朋友圈沉默,熟人绕路,他成了口中的“麻烦制造者”。有人问他,何必呢,真的值吗?

他不争辩,也不喊委屈。白天跑材料找证据,晚上担心家里,身体一天天垮下去。

他本就有糖尿病,这些年奔波、吃住不规律,肾坏到尿毒,血压飙上去,腹腔积液,后来又查出脑梗。2018年名目一堆,肾衰、尿毒症、高危高血压、腹腔积液、脑梗、糖尿病,九种病找上身。

为了省药钱,他先吃便宜中药硬扛,昏厥过几回,实在撑不住才去医院。工资被冻结,他看病的钱靠网络筹。

有人替他算账,失去的是仕途、家产、健康,还拖累了一家人。可问题真在这儿吗?真正关键的不是他赔了多少,而是纠错的成本不该全押在一个人身上。

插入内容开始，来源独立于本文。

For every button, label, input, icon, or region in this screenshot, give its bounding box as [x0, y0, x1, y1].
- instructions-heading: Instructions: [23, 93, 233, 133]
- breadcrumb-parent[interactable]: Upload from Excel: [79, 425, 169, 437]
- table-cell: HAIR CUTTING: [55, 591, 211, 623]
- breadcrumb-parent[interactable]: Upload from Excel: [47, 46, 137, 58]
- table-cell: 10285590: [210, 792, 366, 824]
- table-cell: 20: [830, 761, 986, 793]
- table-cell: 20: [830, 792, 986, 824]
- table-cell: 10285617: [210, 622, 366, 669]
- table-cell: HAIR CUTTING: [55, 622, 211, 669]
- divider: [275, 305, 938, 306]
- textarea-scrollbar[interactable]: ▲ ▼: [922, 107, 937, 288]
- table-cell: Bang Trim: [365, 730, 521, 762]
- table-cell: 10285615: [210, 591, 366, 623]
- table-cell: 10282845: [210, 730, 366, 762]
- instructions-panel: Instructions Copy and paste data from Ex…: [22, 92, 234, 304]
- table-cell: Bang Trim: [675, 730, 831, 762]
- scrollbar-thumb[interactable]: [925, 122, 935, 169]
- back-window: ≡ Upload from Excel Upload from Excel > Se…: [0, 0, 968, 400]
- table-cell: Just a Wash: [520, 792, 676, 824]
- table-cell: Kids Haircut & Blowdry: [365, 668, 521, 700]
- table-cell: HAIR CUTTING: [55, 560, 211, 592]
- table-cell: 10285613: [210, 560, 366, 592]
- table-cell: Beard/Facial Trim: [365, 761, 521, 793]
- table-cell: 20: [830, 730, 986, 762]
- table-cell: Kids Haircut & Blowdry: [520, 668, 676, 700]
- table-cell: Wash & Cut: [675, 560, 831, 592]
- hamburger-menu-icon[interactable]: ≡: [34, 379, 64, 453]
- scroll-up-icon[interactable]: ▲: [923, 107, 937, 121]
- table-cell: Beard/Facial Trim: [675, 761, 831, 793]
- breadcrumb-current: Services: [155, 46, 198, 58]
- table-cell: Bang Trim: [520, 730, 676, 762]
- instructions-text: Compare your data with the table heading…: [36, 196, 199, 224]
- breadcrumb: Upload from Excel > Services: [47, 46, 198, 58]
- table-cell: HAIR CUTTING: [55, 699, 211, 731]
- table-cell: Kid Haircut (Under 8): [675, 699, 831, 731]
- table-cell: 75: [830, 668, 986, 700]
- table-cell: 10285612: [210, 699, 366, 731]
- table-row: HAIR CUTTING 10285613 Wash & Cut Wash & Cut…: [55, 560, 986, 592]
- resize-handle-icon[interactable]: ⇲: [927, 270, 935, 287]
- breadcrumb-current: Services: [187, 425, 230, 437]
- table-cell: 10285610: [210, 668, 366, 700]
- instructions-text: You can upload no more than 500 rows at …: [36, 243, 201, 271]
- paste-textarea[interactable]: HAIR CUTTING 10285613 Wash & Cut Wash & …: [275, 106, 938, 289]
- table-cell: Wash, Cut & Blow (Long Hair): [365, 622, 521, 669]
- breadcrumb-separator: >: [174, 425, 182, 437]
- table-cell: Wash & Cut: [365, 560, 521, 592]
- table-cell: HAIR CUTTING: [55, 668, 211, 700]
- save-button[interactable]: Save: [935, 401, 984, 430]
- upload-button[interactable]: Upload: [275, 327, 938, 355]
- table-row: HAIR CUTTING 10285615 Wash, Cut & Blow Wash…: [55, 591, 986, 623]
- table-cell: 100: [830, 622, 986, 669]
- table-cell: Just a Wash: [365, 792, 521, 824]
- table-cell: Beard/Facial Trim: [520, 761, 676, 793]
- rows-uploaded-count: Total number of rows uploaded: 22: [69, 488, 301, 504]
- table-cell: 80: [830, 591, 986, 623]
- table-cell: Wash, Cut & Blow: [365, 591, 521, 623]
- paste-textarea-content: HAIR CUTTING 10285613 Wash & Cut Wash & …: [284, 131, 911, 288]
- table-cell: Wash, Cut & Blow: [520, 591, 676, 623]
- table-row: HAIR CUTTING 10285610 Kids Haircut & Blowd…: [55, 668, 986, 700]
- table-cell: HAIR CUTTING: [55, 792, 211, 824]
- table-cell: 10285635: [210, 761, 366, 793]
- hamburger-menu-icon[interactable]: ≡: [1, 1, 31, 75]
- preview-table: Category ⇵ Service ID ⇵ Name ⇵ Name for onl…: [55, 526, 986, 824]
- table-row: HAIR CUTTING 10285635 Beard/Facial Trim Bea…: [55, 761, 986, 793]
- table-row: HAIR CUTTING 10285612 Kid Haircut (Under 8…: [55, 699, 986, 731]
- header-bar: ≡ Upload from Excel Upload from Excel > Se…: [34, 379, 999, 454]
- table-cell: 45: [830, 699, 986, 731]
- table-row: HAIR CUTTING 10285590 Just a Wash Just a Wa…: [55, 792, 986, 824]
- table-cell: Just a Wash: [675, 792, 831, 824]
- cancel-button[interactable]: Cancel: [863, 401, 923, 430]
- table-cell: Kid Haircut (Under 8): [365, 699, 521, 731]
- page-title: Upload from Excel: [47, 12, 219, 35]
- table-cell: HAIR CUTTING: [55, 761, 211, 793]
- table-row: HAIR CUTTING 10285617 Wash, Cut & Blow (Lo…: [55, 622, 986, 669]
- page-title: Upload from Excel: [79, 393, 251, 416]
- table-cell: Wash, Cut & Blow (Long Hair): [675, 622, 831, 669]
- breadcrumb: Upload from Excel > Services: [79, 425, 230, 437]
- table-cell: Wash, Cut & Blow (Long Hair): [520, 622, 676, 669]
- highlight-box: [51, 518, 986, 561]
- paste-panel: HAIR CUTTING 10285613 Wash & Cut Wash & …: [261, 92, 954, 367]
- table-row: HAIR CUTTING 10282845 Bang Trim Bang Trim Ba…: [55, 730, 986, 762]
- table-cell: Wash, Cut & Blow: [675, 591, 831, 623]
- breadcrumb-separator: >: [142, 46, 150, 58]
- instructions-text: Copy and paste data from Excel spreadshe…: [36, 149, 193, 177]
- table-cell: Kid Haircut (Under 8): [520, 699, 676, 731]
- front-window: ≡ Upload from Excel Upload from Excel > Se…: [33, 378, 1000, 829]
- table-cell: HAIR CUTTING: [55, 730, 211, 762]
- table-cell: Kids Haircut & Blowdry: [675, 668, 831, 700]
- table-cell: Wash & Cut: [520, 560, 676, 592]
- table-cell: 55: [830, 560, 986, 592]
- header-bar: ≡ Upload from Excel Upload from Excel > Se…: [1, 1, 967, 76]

他死磕了十一年,这条路几乎步步是坑。直到2016年12月2日,最高人民法院终审宣判,撤销原判,聂树斌无罪。

当他于病榻之上听闻那消息,刹那间,悲意涌上心头,眼眶泛红,晶莹的泪水夺眶而出,顺着脸颊悄然滑落。聂树斌的母亲拉着他的手道谢,他只说,这是他该做的。

聂树斌家属获268万国家赔偿,其中精神抚慰金130万。此笔赔偿,既是对逝去生命的慰藉,亦是对迟来正义的彰显。祈愿世间再无这般悲剧上演。当时是个纪录,迟到的公道总算落地。

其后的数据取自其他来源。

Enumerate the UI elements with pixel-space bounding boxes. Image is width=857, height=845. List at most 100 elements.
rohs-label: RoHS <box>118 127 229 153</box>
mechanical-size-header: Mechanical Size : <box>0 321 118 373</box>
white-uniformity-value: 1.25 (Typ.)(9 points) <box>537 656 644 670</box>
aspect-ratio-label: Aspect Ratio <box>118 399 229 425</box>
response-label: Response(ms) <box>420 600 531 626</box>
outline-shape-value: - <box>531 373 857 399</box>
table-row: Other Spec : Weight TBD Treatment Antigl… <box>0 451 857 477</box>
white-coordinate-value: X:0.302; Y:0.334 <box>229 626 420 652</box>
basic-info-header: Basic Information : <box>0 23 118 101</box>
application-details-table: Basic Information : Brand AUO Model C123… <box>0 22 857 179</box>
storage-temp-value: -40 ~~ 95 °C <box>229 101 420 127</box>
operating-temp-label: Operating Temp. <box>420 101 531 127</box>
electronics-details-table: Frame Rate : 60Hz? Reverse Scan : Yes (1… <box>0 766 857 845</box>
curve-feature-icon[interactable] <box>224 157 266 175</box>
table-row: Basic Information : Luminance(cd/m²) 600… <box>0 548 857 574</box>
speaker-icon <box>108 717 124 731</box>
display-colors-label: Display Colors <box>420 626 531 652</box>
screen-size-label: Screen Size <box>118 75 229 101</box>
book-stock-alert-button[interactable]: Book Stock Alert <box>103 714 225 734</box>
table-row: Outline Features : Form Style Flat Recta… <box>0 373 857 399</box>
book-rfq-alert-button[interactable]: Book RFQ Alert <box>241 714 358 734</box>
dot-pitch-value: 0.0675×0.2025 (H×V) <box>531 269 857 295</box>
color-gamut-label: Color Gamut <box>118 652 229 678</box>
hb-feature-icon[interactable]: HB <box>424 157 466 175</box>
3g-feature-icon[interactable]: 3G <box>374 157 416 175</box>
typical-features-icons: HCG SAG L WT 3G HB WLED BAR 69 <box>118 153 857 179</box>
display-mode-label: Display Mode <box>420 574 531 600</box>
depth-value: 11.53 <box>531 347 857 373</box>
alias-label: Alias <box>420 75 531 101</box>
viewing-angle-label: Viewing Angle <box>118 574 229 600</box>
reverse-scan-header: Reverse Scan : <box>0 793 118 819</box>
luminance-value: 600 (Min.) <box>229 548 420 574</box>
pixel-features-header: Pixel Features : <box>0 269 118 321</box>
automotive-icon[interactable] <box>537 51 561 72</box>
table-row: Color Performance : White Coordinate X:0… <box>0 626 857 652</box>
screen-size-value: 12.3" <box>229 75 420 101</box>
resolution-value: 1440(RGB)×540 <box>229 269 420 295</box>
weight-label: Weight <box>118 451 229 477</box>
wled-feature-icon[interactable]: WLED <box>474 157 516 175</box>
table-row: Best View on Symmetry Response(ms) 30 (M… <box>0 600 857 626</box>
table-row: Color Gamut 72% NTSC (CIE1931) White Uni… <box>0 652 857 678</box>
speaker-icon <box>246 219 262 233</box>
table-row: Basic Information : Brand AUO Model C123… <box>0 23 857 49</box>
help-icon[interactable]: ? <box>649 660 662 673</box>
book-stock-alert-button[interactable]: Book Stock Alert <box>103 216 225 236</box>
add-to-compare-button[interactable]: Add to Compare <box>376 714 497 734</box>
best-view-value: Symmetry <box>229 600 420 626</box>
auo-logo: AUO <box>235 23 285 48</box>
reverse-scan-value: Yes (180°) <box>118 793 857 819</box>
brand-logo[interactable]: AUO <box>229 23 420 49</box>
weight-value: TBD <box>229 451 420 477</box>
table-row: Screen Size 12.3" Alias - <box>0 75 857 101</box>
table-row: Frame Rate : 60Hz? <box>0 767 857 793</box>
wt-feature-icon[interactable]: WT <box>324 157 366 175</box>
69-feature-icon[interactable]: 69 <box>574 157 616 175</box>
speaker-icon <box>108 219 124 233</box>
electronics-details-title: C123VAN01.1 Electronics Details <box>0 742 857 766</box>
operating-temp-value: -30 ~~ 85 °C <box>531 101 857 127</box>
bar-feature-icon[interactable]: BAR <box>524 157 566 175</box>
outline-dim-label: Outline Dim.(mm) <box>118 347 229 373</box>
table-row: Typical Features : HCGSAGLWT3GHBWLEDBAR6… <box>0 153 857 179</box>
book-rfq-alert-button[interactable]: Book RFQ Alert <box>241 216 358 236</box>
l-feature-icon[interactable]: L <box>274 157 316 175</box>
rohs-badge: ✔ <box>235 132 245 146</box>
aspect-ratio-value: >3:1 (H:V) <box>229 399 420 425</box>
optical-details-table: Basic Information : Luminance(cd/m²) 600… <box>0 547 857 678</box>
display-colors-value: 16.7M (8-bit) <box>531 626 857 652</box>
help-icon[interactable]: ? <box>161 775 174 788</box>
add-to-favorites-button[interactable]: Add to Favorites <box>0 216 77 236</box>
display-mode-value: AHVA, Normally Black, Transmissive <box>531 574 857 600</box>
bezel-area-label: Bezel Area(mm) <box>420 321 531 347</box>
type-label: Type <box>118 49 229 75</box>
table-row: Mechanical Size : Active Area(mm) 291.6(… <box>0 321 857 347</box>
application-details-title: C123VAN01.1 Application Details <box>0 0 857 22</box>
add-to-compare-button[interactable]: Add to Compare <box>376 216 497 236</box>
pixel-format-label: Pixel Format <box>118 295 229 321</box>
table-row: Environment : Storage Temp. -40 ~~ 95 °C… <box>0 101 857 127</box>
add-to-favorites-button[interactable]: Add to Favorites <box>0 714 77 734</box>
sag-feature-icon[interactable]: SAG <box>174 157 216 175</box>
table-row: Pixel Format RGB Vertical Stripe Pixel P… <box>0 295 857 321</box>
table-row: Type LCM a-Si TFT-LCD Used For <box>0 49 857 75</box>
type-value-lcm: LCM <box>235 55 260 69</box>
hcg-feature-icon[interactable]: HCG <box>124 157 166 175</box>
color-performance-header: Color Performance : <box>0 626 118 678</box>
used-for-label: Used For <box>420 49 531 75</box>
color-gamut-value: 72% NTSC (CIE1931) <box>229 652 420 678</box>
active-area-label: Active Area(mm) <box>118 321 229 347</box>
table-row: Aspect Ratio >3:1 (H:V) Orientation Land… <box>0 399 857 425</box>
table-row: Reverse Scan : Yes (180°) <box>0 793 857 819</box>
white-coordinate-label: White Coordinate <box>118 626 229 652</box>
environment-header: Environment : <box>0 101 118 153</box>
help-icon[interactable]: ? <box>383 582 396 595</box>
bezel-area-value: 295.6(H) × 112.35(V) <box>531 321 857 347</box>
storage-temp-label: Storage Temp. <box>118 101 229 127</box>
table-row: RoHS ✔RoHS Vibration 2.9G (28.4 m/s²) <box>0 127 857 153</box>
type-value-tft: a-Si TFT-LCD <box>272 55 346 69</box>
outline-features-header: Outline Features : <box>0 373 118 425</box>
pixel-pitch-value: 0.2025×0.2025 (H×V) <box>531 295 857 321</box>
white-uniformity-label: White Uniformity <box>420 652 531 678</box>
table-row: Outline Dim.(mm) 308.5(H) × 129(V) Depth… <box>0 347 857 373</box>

可郑成月的身体回不去了。岁月悠悠,辗转腾挪间,多年时光悄然流逝。他在生活的浪潮中几经折腾,身体犹如久历风雨的旧船,千疮百孔,早已难以承受岁月之重。2022年5月,他因罹患疾病与世长辞,享年六十二岁。

丧事简单得不能再简单。有人发问:“倘若换作是你,会做出怎样的抉择呢?”你敢不敢把稳稳当当的日子,压在一纸真相上?

他离去之际,心心念念的唯有一事:在自己的坟茔旁矗立一块石碑,上面镌刻下“人民警察爱人民”。寥寥数语,却道尽了他的赤诚与担当。这个执念,朋友们记下了。

2023年7月,广平县的田间地头,亲友、法律界、新闻界一百多人来了,为他立碑。那八个字,被重重敲在石上。